Я махнул рукой на все эти страсти, и, прежде всего, договорился с двумя десятками нижних чинов, в основном ветеранами отряда, которым я вполне доверял. Поступили просто: ночуют они в нашей импровизированной казарме, и раз в день, в час дня, появляются там же, на всякий непредвиденный случай. В остальное время они могут делать, что им заблагорассудится с уговором – не попадаться патрулям.

Остальные, бывшие краснопузые и юнкера, требовали большего внимания. Оставлять их днем в Албате было опасно, да и ни к чему. И вот, дав им первые дни поспать, я достал в штабе крупномасштабные карты второй крымской гряды и с утра отправлял их во главе со взводными по маршрутам. Взводные тренировались ходить по незнакомой местности, нижние чины дышали свежим воздухом и любовались горами. Заодно, держались подальше от всего того, чем опасна тыловая жизнь.

Раз в три-четыре дня я отправлялся с ними, и проводил занятия с юнкерами. Прапорщик Немно учил их фортификации, а недовольных я посылал к поручику Усвятскому для слушания лекций по защите от отравляющих газов. Этого боялись все, посему на дисциплину жаловаться не приходилось. Кое-кто из юнкеров обучался в свое время пластунской борьбе, и я организовал группу желающих выкручивать руки-ноги ближнему своему.

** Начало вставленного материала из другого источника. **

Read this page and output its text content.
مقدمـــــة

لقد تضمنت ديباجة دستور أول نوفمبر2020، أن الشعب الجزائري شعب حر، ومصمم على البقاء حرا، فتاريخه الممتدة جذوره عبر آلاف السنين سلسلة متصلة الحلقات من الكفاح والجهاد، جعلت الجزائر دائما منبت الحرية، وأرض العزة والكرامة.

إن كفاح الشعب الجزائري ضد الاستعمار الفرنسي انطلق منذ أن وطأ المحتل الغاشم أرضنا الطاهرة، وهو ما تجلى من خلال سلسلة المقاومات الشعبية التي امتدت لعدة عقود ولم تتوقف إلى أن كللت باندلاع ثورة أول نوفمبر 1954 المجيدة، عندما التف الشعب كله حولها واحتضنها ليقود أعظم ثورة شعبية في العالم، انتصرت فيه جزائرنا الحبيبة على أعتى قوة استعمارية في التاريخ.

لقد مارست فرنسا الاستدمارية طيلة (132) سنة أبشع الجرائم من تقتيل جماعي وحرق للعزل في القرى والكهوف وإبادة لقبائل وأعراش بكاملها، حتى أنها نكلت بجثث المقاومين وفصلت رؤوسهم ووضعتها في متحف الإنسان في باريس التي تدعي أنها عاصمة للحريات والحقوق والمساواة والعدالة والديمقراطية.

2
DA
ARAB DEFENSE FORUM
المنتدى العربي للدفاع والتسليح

Конечно, свободное время располагает к свободным мыслям, и мне приходилось часто отвечать на вопросы. Порою это было нелегко, но утешал себе тем, что нижние чины обращаются с вопросами ко мне, а не к эмиссарам большевистского подполья.

Более всего их волновал, конечно, вопрос о заключении мира. Почему-то в эту весну весь Крым, особенно Крым тыловой, был уверен, что мир вот-вот подпишут. Пересказывали даже условия: свободная торговля, обмен представителями на уровне консулов (все настаивали почему-то именно на консулах), взаимная амнистия, право передвижения через границу и передача нами части Черноморского флота. Не знаю, были ли это обыкновенные фантазии, или Барон и в самом деле стремился добиться от большевиков чего-то подобного. Посредниками и гарантами должны были выступить Франция, Великобритания и отчего-то Греция.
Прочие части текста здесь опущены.